Nick took a step forward and for one horrifying second I thought he was going to kiss me again. I couldn’t take any more. If he kissed me again, I would shatter.
He seemed to realize this and stopped himself short. “I’ll call you tomorrow,” he repeated on his way out the door.
“Okay,” I whispered.
But when he called the next day, I didn’t answer.
And when he continued to call for the following three days, I continued to not answer. After that, he didn’t call again.
Chapter Fourteen
21. He’s completely unpredictable.
The next time I saw Nick was a week before Thanksgiving at our first round of mediation. My lawyer had suggested getting the help of a third party after Nick remained completely uncooperative. I hoped mediation was the answer. I didn’t want to go to trial and I couldn’t believe Nick did either. I truly believed we could work through everything civilly.
At least I hoped we could.
I had assured Mr. Cavanaugh that Nick and I could be polite and mature, but my lawyer was in his mid-fifties and had apparently seen his fair share of bitter wives and hateful husbands.
He didn’t have the most positive attitude where the dissolution of marriage was concerned.
Then again, he had the kind of demeanor that generally expected the worst. Beneath his disheveled white hair was a face that could never be pleased. Deep wrinkles stretched across his forehead and gathered in the corners of his dull eyes. His mouth was perpetually turned down and his wide shoulders drooped beneath his crumpled cheap suits. He reminded me of a hound dog. An old hound dog.
But he knew divorce law and he’d promised to get me what I needed- which was a divorce. He just had no hope that the proceedings would be easy.
And he was probably right.
I stepped onto the elevator of the building that housed Whitney, Boggs and Stone and ignored the taste in my mouth that felt like vomit on my tongue and bile in my stomach. Our first meeting was set in Nick’s lawyer’s office. And it was immaculate.
I needed a minute to steady my nerves and prepare for the battle I was headed into, but the glass walls and busy lobby prev
ented solitude. I was on display the moment I walked into the building.
Not that I really thought all of these people were paying attention to little old me. But I felt like they were. My emotions manipulated my brain until I had to force myself not to hide my face in my hands.
It was silly. Especially when divorce was so common these days.
But I felt completely transparent for the world to see. I felt like there was a giant neon sign following me around, blinking an arrow at my back and declaring, “This one’s getting a divorce! She couldn’t make her marriage work! She’s a failure! She’s a failure! She’s a failure!”
God, I needed a drink.
And maybe some therapy. With someone that wasn’t Kara.

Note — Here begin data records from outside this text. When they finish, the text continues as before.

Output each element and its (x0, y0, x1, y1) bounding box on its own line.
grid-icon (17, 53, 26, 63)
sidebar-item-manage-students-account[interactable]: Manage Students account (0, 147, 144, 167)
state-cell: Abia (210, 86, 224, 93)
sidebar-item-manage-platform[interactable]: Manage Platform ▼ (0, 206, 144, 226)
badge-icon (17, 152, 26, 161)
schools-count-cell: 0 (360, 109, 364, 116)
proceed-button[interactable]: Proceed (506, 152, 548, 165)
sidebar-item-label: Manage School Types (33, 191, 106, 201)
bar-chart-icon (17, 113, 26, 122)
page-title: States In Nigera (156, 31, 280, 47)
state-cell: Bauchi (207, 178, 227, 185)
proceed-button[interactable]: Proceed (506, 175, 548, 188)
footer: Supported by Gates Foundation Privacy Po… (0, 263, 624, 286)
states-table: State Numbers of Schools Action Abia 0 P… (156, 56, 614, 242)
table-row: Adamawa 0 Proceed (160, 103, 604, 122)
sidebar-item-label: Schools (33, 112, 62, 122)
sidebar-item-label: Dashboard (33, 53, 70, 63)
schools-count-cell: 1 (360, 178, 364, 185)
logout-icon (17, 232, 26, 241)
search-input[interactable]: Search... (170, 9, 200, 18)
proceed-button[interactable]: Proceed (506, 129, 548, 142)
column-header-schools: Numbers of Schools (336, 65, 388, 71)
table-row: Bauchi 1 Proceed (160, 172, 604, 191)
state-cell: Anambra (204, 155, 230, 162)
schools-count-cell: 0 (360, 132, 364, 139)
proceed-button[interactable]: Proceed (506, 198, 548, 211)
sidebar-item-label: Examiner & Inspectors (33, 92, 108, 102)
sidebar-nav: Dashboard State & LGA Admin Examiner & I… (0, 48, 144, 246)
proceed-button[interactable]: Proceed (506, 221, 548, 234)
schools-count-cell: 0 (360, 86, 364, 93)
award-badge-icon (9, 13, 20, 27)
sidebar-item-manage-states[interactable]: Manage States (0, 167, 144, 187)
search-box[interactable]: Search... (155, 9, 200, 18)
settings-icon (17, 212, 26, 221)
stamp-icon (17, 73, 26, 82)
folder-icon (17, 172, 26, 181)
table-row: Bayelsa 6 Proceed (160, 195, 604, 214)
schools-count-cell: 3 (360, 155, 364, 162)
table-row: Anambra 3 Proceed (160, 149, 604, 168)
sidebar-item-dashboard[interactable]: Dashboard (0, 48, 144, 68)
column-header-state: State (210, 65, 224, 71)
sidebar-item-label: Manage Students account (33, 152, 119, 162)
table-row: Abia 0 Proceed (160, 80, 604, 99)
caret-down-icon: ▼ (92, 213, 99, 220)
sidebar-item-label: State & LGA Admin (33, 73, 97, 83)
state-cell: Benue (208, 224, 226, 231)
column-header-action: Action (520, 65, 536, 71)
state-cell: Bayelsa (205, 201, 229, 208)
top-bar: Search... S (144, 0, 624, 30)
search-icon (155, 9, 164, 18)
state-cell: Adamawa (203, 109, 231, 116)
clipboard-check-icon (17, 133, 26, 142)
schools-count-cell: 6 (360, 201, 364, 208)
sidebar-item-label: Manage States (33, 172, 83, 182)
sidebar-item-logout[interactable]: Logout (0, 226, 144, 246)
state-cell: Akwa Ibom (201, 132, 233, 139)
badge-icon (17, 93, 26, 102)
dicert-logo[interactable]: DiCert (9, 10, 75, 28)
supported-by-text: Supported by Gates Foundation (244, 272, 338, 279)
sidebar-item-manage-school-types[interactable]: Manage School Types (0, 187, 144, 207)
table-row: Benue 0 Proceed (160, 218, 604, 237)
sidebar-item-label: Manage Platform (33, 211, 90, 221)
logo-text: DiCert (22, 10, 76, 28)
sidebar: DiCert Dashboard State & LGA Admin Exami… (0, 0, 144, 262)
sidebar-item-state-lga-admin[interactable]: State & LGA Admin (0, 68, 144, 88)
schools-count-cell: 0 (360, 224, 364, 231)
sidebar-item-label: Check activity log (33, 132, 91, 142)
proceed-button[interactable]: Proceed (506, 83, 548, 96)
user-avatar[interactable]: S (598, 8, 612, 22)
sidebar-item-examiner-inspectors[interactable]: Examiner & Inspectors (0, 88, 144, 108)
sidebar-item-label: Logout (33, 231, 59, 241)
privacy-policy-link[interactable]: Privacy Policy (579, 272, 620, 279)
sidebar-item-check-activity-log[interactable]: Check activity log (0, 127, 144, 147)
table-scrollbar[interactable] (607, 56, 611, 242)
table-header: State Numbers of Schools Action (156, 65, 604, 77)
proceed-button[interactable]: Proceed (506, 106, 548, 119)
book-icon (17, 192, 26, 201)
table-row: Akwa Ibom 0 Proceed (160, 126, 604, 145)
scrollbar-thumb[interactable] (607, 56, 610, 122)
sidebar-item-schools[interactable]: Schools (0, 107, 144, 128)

I stared at the climbing numbers as I moved upward and wondered what the statistic was on divorce driving people crazy. I had never been concerned about my mental health before.
Not until the last few months when it became an epic, life-ending struggle just to get through each day.
Now I felt brittle and breakable. I felt on the verge of losing every ounce of precarious sanity I had left.
The elevator opened on the eleventh floor and I stepped into the reception room. Mr. Cavanaugh waited for me near the door, glancing at his watch impatiently. Taking in his rumpled appearance I suddenly felt very self-conscious. I smoothed my hands over my brown, wide-leg trousers and tugged on my gold sweater.
A groan fell from my lips when I realized we were going to walk into the conference room looking equally ruffled. We were united in our disheveledness.
That didn’t bode well for us.
Nick had been nice enough to schedule our mediation after school and I’d come straight here. I spent the entire day avoiding mustard and coffee stains. I had a close call when I snuck a Twix bar in the afternoon, but all in all I came out of school unscathed.
Still, I’d spent the entire day in these clothes. I hardly looked my best. And I hated how that bothered me.
I hated that it wasn’t because I wanted to look professional or grown up. I hated that I wanted to look good so Nick could see what he was losing. I wanted him to regret this… to regret losing me.